Out with the old, this is the new
No dish quite represents a new year like a quiche.
Take six eggs, cream, leftover turkey, greedily-bought slices of bacon, threatening-to-wilt herbs, left-on-the-shelf aged cheddar and mix them up in a big, shiny bowl. Then throw in a little bit of the poorly-rationed yogurt your box of muesli deserted, a little nutmeg that's lasted you the entire year, and the watercress from the salad your ambition licked but gut could not consume, and bake the convergent mixture in the hammock of the shortcrust pastry you had as a back-up in the freezer.
This deep dish really is an excuse - a perfectly efficient one - to exercise (and excise) the past months' (for some, past year's) memories, while cleaning out the old (fridge) and satisfying aromatic and gastric cravings.

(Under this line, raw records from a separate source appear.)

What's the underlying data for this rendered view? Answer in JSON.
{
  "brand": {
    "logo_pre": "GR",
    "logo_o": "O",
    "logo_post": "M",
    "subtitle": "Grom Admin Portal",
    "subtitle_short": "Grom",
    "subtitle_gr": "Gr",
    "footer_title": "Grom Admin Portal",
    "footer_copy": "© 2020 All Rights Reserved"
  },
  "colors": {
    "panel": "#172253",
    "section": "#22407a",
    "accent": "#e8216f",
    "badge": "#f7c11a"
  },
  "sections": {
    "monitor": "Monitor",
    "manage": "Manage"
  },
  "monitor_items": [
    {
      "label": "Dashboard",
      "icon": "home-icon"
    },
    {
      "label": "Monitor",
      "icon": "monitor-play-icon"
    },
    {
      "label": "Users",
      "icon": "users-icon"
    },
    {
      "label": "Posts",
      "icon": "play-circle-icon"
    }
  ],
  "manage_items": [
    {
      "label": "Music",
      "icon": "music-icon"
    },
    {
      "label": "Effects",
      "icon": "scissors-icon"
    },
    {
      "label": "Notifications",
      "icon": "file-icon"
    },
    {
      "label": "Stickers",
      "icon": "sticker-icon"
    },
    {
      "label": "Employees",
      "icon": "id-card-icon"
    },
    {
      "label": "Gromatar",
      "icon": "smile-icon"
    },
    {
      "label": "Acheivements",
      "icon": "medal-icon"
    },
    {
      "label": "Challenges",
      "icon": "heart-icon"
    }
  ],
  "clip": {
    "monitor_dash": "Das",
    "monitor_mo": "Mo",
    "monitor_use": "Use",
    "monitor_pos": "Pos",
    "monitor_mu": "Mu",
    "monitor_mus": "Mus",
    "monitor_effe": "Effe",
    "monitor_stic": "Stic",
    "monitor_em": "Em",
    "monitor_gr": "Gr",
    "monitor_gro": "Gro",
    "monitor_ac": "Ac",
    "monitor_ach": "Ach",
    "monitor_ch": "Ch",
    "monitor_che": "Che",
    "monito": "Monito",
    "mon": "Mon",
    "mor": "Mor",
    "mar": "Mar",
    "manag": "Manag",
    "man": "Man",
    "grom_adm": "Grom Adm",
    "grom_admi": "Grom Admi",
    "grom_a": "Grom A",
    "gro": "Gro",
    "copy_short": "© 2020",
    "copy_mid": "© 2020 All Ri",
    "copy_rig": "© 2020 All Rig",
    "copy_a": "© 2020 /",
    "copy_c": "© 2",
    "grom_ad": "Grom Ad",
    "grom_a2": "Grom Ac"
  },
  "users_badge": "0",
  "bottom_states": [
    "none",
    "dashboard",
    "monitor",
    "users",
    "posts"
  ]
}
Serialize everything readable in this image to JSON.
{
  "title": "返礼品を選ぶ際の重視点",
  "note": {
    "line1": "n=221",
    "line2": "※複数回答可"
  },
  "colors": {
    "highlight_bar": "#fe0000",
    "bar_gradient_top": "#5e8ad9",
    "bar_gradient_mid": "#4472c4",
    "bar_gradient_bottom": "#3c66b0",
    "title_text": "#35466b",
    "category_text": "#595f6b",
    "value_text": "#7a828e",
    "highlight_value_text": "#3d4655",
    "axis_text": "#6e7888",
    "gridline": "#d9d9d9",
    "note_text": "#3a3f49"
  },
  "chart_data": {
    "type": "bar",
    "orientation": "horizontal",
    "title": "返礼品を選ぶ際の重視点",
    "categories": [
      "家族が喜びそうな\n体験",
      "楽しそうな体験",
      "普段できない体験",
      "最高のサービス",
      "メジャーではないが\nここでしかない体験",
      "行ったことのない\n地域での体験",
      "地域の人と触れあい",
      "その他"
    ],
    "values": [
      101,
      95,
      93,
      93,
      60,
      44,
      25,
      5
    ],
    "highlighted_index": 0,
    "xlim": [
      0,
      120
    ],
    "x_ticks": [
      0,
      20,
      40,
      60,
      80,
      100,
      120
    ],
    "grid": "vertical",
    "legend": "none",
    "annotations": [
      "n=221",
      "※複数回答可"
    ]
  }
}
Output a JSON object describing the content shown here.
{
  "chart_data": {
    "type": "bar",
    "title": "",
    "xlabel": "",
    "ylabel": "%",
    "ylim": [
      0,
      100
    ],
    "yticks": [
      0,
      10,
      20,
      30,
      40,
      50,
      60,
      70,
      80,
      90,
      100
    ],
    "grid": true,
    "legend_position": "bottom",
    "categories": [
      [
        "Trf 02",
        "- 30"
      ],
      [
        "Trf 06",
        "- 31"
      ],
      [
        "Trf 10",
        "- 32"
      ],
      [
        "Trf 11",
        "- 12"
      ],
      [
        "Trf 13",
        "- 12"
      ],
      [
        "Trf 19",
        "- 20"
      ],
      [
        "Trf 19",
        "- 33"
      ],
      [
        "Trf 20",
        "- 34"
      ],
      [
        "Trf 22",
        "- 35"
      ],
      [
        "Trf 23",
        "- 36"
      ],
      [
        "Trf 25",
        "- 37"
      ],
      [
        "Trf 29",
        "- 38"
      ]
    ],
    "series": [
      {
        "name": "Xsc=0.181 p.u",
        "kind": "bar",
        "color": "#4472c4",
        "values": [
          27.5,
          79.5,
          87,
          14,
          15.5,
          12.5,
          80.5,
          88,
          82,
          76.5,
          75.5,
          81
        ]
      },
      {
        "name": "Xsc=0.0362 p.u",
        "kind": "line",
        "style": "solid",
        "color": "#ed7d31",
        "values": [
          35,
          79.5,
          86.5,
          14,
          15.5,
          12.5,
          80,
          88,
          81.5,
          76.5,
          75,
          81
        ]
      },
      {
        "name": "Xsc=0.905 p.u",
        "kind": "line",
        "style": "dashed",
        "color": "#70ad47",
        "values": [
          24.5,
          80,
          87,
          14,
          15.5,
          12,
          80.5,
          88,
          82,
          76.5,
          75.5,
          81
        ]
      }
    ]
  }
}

There was that jar of Dijon mustard that was the accompaniment to a heartbreaking picnic; the fondant that was over the top for the homemade wedding cake; miso used to gussy up a farewell and a homecoming meal; the loving bottle of spiked jam that traveled 7074 kilometres; hot sauce that we were all at once obsessed with...
Some memories we kept; some we tossed; the ones we could salvage to transform into brand new form, we did.
A quiche in the oven makes the new year smell good.